We carried only day packs so that as we knew we might meet up with the mules again at lunchtime, we carried only essential items: water (purified stream water), snacks (brought along with us from England) and further clothing as possible cold at altitude. Walking poles are incredibly useful and good boots required for not per day trek from Imlil. The walking itself is not so difficult and Jamal made certain that we maintained a leisurely pace, allowing the required time for stops, photo opportunities and scenery gazing. Younger crowd took pride and pleasure in explaining to us the Berber way of life. We many userful stuff here regarding language, culture, religion, agriculture, family life - and mules! Additionally we discovered that the indigenous fauna from the area includes foxes, rabbits, wild goats and squirrel, but were assured it is too cold for snakes and scorpions - at least once we have there been!

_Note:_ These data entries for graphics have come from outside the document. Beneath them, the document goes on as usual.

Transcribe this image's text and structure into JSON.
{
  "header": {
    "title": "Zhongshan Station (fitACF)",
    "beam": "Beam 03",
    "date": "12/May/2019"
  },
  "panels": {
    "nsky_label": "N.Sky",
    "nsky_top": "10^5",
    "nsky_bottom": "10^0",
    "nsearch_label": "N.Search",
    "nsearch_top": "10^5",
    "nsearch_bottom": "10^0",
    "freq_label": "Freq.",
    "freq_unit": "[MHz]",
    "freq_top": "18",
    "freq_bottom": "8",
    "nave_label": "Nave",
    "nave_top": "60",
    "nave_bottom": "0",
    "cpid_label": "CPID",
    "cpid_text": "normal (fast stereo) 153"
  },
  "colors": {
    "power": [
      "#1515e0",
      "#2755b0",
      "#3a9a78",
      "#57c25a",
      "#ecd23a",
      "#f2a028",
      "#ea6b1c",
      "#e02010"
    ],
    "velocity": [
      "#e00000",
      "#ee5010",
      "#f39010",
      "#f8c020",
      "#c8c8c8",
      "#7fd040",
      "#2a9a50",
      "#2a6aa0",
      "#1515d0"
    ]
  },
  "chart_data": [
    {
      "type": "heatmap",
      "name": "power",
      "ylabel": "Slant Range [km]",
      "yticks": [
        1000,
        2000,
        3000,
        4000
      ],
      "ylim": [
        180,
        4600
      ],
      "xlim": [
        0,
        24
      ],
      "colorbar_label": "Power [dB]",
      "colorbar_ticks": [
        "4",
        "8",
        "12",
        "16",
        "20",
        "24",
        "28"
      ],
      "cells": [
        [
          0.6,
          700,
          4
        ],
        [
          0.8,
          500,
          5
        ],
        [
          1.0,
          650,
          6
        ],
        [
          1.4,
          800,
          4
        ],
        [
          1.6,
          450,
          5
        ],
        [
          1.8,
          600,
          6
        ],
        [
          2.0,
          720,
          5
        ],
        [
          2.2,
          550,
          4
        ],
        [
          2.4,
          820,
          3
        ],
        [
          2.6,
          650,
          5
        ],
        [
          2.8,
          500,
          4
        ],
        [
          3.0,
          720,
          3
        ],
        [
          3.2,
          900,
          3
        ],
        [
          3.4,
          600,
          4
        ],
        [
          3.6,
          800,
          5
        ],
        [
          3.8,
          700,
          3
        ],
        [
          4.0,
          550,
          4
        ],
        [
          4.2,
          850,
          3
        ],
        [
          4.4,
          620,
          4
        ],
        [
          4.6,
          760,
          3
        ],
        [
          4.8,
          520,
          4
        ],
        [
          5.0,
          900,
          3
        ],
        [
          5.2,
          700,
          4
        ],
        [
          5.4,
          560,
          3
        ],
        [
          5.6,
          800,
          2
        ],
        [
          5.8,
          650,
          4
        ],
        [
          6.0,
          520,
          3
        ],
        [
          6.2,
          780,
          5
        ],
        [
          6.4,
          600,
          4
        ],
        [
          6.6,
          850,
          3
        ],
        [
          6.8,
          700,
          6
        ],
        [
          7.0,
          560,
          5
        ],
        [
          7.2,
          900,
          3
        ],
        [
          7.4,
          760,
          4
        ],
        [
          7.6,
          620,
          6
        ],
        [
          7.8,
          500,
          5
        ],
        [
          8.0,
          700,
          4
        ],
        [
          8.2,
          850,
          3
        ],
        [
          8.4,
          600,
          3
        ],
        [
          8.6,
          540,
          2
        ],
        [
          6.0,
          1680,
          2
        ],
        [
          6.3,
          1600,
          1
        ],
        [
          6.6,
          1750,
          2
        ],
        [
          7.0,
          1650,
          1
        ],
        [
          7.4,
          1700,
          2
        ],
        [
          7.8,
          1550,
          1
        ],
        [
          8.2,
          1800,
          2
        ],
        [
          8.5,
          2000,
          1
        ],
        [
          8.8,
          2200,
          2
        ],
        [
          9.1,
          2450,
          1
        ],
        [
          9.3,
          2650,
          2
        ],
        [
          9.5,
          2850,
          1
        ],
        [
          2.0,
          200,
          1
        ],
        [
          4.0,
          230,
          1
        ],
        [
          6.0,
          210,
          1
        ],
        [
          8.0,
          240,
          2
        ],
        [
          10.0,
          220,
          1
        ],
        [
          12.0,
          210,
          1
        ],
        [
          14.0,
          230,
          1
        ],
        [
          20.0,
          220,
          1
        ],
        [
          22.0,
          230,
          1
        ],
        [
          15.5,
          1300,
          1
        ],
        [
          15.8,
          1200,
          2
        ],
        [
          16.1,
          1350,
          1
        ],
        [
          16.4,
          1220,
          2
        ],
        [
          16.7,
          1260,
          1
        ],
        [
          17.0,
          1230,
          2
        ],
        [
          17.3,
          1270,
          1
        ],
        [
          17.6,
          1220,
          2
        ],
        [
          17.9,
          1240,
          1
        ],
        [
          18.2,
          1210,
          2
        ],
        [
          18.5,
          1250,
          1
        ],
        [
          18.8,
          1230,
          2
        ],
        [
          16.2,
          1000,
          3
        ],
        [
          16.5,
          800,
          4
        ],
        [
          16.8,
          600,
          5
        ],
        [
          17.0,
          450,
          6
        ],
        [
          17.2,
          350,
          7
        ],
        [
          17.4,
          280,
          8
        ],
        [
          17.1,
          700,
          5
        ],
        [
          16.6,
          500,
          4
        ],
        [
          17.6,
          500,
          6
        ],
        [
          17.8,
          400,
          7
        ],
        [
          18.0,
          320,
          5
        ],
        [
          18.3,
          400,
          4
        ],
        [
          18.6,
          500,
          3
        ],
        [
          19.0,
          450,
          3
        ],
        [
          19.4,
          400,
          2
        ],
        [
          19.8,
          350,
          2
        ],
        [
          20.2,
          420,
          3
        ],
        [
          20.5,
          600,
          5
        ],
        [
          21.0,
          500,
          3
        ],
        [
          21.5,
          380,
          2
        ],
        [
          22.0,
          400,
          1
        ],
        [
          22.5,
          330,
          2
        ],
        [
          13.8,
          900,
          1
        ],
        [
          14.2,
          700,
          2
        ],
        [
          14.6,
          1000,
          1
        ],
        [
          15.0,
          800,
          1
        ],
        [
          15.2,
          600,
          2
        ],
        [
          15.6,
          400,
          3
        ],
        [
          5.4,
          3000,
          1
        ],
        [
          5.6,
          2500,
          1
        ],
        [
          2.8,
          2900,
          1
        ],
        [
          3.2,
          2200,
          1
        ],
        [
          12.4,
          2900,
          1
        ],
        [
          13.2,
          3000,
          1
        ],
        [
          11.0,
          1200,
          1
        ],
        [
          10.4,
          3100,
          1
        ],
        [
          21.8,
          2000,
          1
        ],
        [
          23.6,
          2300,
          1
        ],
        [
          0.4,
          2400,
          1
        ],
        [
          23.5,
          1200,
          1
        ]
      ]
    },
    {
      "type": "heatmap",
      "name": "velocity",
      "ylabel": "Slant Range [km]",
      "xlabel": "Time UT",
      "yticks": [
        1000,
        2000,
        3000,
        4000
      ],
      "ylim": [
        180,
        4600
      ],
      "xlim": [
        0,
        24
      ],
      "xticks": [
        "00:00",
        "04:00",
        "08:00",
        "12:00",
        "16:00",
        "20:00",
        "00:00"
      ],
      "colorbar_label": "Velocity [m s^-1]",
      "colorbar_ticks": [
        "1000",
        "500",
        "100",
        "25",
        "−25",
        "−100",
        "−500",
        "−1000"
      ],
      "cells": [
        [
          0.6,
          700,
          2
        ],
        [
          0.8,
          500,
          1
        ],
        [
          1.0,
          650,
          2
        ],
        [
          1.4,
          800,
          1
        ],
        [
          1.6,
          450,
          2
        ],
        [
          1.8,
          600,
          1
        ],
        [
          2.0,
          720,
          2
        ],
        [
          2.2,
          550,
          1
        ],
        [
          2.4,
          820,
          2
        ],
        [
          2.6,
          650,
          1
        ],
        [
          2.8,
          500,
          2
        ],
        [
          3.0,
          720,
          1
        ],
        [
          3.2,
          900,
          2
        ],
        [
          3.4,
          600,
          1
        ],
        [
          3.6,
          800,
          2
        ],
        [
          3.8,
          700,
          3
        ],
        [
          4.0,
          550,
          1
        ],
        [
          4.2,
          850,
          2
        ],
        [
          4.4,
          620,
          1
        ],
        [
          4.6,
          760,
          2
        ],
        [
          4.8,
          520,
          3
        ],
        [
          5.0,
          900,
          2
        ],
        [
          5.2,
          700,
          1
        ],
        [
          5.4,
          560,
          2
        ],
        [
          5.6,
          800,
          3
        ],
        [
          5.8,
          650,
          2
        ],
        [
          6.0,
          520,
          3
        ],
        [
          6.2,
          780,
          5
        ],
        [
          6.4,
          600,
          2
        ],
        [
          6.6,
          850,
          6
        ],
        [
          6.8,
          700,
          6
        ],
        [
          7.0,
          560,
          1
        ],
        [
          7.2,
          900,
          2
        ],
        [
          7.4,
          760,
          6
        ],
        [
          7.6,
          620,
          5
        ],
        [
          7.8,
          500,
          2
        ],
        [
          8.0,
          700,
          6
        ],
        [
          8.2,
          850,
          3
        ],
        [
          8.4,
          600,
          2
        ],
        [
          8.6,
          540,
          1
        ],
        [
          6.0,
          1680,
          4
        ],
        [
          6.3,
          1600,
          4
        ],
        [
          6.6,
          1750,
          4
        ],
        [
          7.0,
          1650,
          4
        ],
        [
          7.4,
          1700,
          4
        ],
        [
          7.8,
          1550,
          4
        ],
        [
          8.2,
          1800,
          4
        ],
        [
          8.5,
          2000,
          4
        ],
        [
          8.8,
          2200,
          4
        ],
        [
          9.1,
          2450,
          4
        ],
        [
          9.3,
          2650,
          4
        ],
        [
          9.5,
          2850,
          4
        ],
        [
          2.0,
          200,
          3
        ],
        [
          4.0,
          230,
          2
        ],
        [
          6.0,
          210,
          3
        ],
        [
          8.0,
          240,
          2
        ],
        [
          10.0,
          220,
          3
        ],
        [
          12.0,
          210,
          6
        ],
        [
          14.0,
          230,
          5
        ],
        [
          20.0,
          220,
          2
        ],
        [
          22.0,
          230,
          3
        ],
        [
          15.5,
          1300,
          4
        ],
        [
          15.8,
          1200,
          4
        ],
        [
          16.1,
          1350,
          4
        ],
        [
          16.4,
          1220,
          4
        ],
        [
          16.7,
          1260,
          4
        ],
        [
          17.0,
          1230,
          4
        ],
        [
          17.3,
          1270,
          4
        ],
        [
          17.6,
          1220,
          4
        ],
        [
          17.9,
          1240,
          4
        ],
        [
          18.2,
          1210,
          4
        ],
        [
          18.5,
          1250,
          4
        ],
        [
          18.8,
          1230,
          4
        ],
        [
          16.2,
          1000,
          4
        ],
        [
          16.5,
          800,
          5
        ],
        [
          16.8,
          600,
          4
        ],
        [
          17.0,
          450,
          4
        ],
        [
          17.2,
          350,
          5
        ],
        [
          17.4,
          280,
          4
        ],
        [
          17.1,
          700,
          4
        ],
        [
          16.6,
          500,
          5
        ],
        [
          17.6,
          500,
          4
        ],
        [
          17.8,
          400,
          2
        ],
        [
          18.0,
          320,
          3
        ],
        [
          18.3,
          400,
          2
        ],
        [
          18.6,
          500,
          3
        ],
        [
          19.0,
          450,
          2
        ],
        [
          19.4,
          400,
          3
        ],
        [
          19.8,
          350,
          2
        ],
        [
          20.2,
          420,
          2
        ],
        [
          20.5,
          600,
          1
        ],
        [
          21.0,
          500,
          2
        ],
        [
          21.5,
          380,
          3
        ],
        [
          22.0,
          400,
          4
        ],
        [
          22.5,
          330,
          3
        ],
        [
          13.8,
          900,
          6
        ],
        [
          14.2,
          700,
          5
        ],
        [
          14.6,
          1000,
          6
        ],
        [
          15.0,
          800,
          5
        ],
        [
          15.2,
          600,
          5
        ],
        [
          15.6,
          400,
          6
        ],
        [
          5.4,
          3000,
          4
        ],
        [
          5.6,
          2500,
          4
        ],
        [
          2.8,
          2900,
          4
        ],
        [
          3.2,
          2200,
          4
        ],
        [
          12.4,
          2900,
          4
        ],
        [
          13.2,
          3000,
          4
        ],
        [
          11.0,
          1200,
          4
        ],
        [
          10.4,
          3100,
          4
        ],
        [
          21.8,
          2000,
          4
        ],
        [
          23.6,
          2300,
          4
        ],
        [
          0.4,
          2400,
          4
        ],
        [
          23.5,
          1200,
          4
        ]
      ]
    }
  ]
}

Most of us suffered to varying degrees with altitude sickness through the first couple of days. I was glad that by the time we reached the Toubkal refuge we had acclimatised, helped by just about every day climbs over passes of more than 3000m and by camping at altitude. In the refuge we met another party of walkers that had walked up from Imlil in a day, a height gain of about 1500m. They were not experienced or very fit and were battling with sore feet and altitude sickness. They meant to climb Toubkal the following morning, speculate we discovered, they were not fit or sufficiently and had to descend.